Audio quality appeared good. Speech was natural and distinct, with no issues related to edginess or intelligibility. Effects sounded clean and accurate, with good fidelity and no signs of distortion. Music was perfectly fine, as the score and songs showed positive dimensionality. This track was good enough for a “B-“ but didn’t particularly impress.
A few minor extras fill out the disc. Making of Don Jon runs six minutes, 45 seconds and includes notes from writer/director/actor Joseph Gordon-Levitt, production designer Meghan C. Rogers, cinematographer Thomas Kloss, and costume designer Leah Katznelson. “Making” looks at production design, cinematography, and costumes. The show doesn’t last long, but it comes with a good collection of notes, so it’s better than expected.
During the seven-minute, 20-second Don Jon’s Origin, we hear from Gordon-Levitt, as he talks about inspirations for the film, what led him to make it, and other elements of its path to the screen. I like that he seems self-aware in terms of the potential vanity side of things, and he gives us a nice overview on how he got the flick into production.

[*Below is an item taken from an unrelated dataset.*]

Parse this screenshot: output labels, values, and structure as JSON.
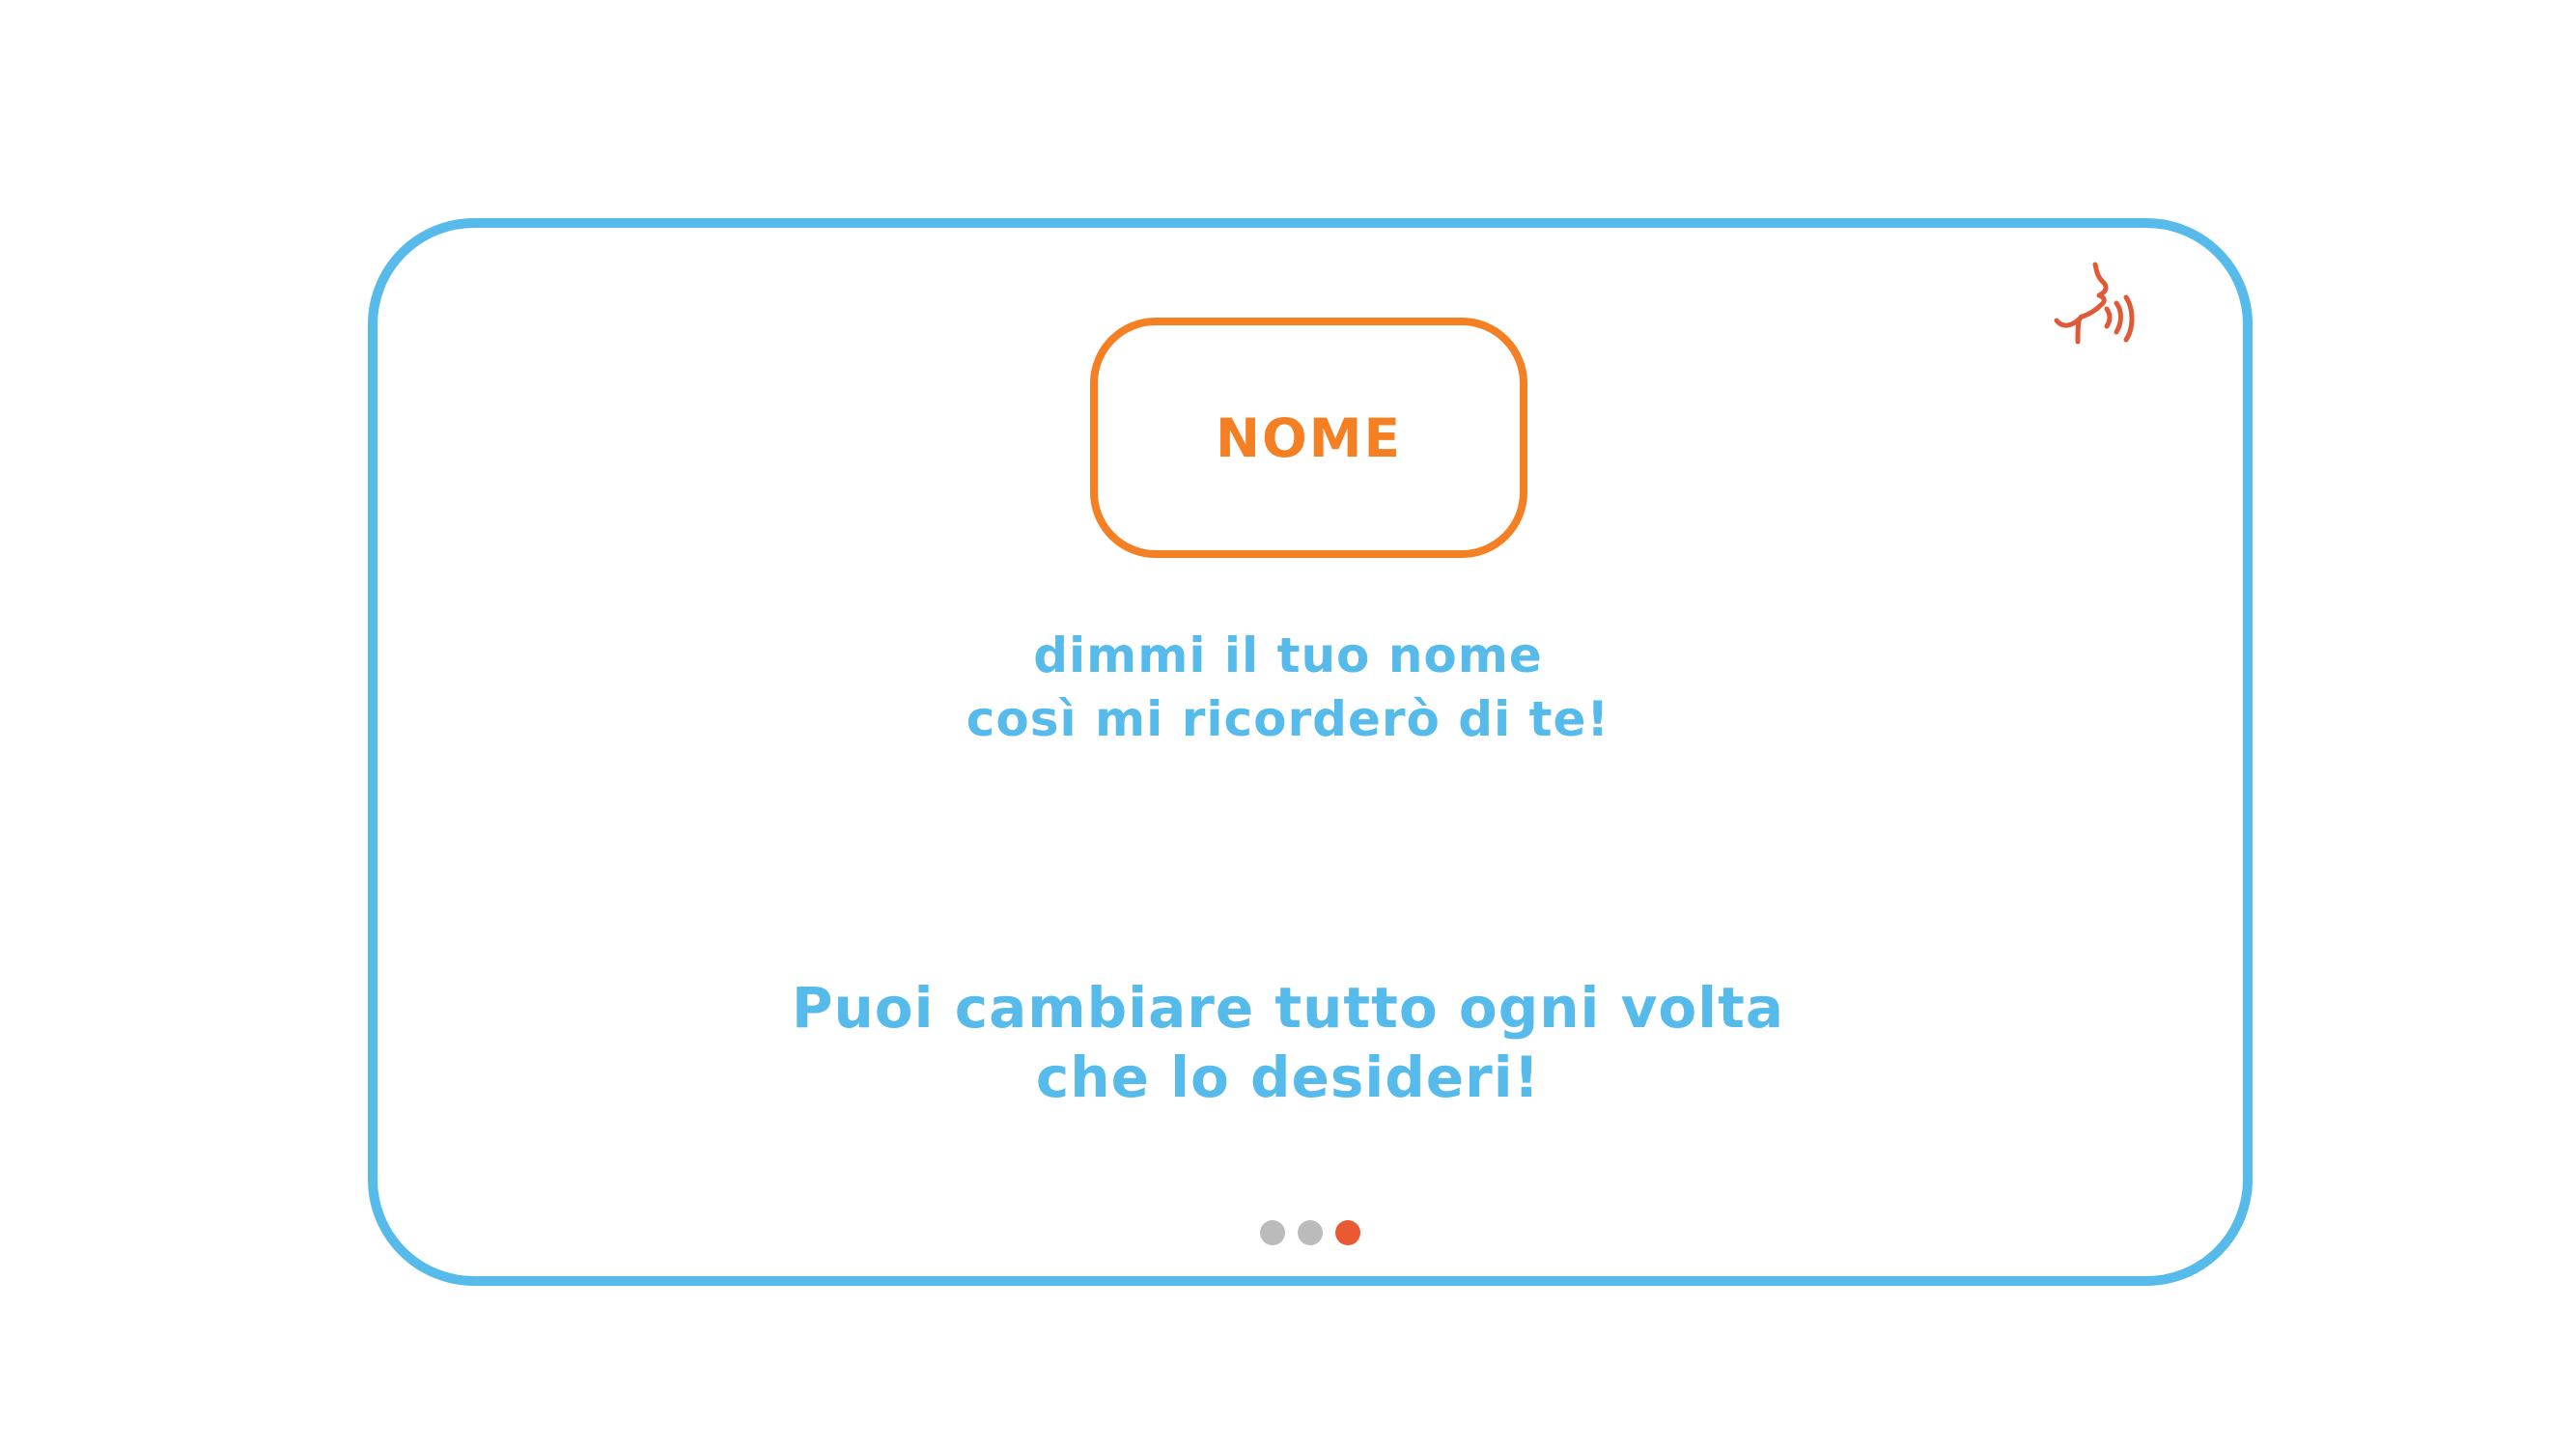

Next comes the Joe’s Hats! featurette. It occupies four minutes, 50 seconds with info from Gordon-Levitt, as he discusses juggling the different jobs he carried on the production. He also gets into a few other areas like rehearsals and stylistic choices. Once again, Gordon-Levitt proves to be informative and likable.
Objectified takes up five minutes, seven seconds with comments from Gordon-Levitt and actors Julianne Moore, Scarlett Johansson, and Tony Danza. The piece looks at the portrayal of sexuality in media and how it affects our relationships/lives. That topic fits the movie’s themes and brings us a decent package of opinions.
Under Themes and Variations, we get a five-minute, 39-second piece with Gordon-Levitt and composer Nathan Johnson. They talk about the songs and score found in the film. We receive a nice take on the appropriate topics.
Finally, HitRECord Shorts offers give brief pieces. A series of webisodes, these fill a total of 13 minutes, nine seconds and provide comments from Gordon-Levitt. Rather than promote the film directly, these address people’s attachment to their “favorite things”. A few mildly interesting thoughts emerge, but this collection usually doesn’t go much of anywhere.
The disc opens with ads for Out of the Furnace, The Family and Paranoia. We also get Sneak Peeks at Robocop, Runner Runner and The Americans Season One as well as the trailer for Don Jon.
A second disc provides a DVD copy of Don Jon. It includes some previews but lacks any other extras.
While I can’t say Joseph Gordon Levitt’s directorial debut hits the ball out of the park, Don Jon provides a more than satisfactory film. It occasionally bogs down in its themes but it usually delivers a realistic and satisfying character piece. The Blu-ray offers good picture and audio along with a mix of useful featurettes. Color me impressed, and I look forward to further work from Gordon-Levitt.